Friday, April 19, 2013

What The Heck is Food Combining??

I decided today would be the day to talk a little bit about food combining. I had a visit with my chiropractor earlier in the week. I was filling her in about my blog because I hadn't seen her since starting it. I told her about my recent post about nuts and how you shouldn't eat them with animal protein or avocado. She then told me that the other day she had a salmon salad (sounds good so far, right?), with nuts (uh oh) and avocado (double uh oh) on it. She did not feel really great after eating that. As I stated in my last post, nuts should not be eaten with avocado or animal protein (or in this case, fish protein).

When I first picked up K.S.'s book "The Beauty Detox Solution", I was very interested in reading about food combining. When I finished reading about it, it made TOTAL sense. Since then, I have read a couple of other books that state the same food combining principles that I first learned about from K.S.
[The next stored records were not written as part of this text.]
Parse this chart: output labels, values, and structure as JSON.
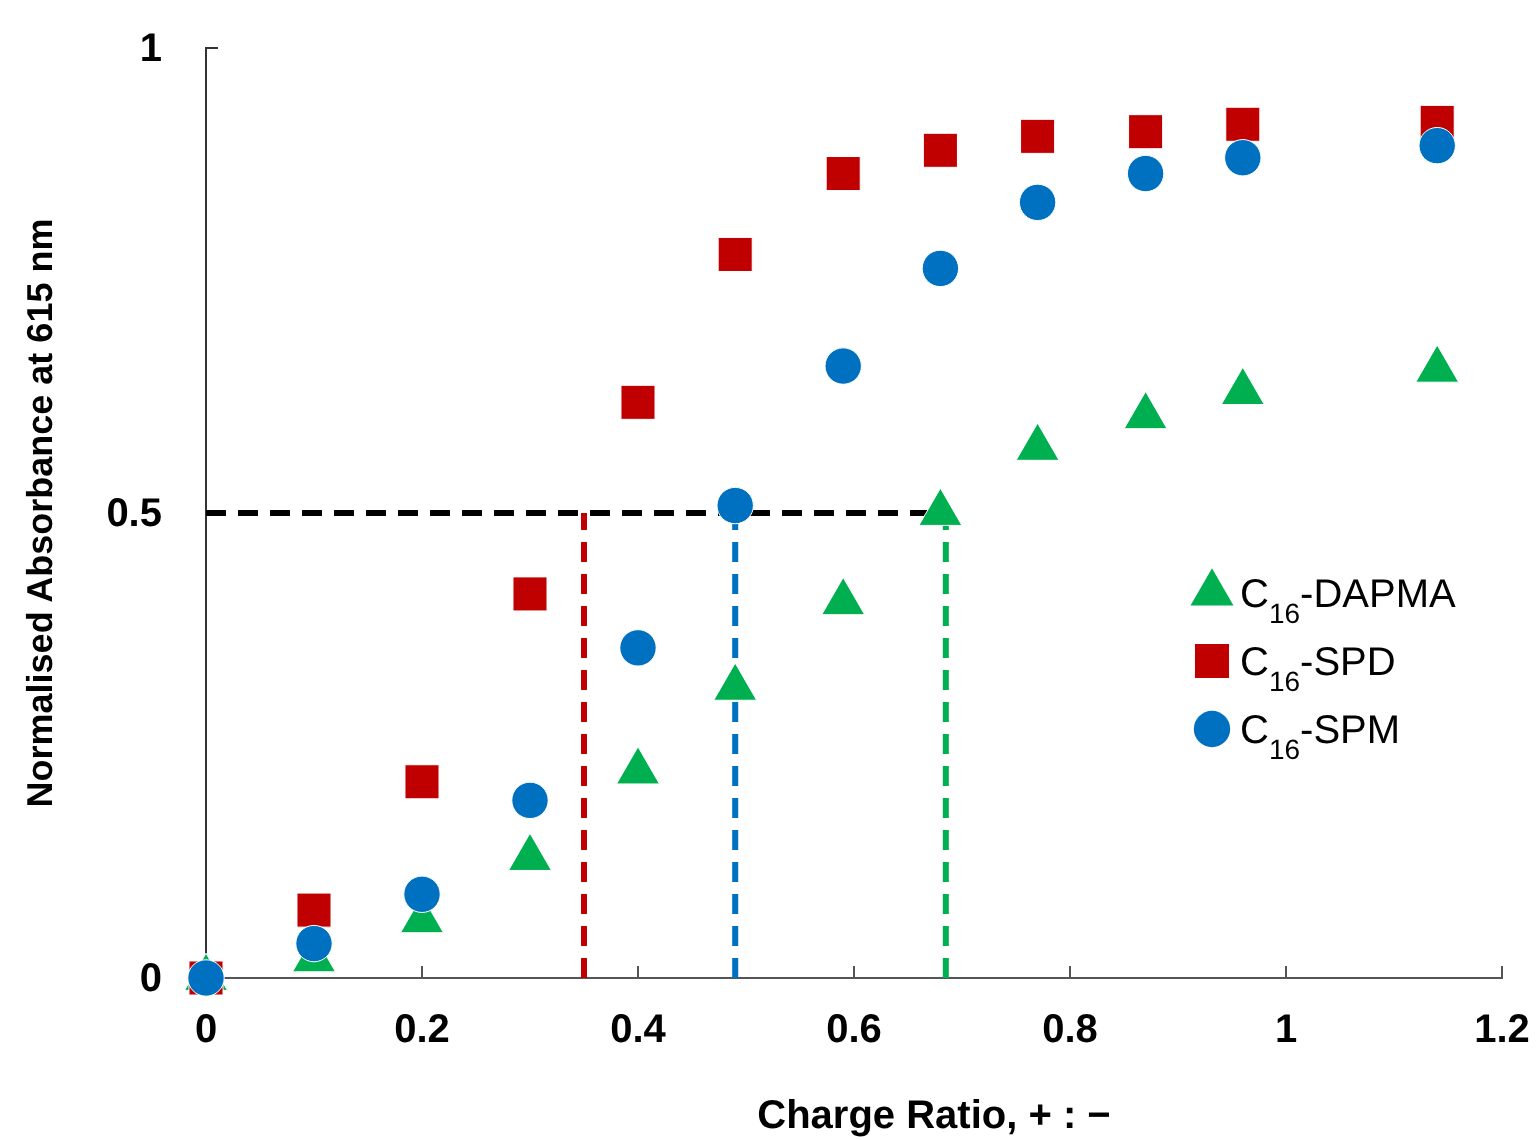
{
  "chart_data": {
    "type": "scatter",
    "xlabel": "Charge Ratio, + : −",
    "ylabel": "Normalised Absorbance at 615 nm",
    "x": [
      0,
      0.1,
      0.2,
      0.3,
      0.4,
      0.49,
      0.59,
      0.68,
      0.77,
      0.87,
      0.96,
      1.14
    ],
    "series": [
      {
        "name": "C$_{16}$-DAPMA",
        "color": "#00b050",
        "marker": "triangle",
        "values": [
          0,
          0.02,
          0.062,
          0.129,
          0.222,
          0.312,
          0.404,
          0.5,
          0.57,
          0.604,
          0.63,
          0.654
        ]
      },
      {
        "name": "C$_{16}$-SPD",
        "color": "#c00000",
        "marker": "square",
        "values": [
          0,
          0.073,
          0.211,
          0.413,
          0.619,
          0.778,
          0.865,
          0.89,
          0.905,
          0.91,
          0.918,
          0.92
        ]
      },
      {
        "name": "C$_{16}$-SPM",
        "color": "#0070c0",
        "marker": "circle",
        "values": [
          0,
          0.037,
          0.09,
          0.191,
          0.355,
          0.508,
          0.658,
          0.763,
          0.834,
          0.865,
          0.882,
          0.895
        ]
      }
    ],
    "xlim": [
      0,
      1.2
    ],
    "xticks": [
      0,
      0.2,
      0.4,
      0.6,
      0.8,
      1,
      1.2
    ],
    "ylim": [
      0,
      1
    ],
    "yticks": [
      0,
      0.5,
      1
    ],
    "ref_lines": [
      {
        "axis": "y",
        "value": 0.5,
        "color": "#000000",
        "line_style": "dashed"
      },
      {
        "axis": "x",
        "value": 0.35,
        "color": "#c00000",
        "line_style": "dashed"
      },
      {
        "axis": "x",
        "value": 0.49,
        "color": "#0070c0",
        "line_style": "dashed"
      },
      {
        "axis": "x",
        "value": 0.685,
        "color": "#00b050",
        "line_style": "dashed"
      }
    ],
    "grid": false,
    "legend": "right"
  }
}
Here is why food combining is important:
In order to have the best digestion possible, your meals should move through your digestive track AS QUICKLY AS POSSIBLE. You do not want your food to sit in your gut for many hours or days. The longer it sits in your body (at 98.6 degrees), the slower it will move through your digestive track and the more it putrifies (gross, right??!!). Different types of foods take different digestive enzymes to break them down. When you start consuming all different types of foods, your digestive system asks you, "What the @*!% are you doing to me??!!"

For example, animal proteins require an acidic environment in order to digest efficienly. Starches require an alkaline environment in order to digest efficiently. So, when you put together an alkaline and acid, they neutralize each other. This causes your body to secrete more digestive enzymes which in turn continue to neutralize each other trying to digest your improperly combined meal.  Does that make sense? So, what should only take a couple of hours is taking even longer which means that all our energy is going towards digesting "miscombined" meals. Ever feel tired after these meals? Gassy, bloated, or have heartburn? Well, now you know why.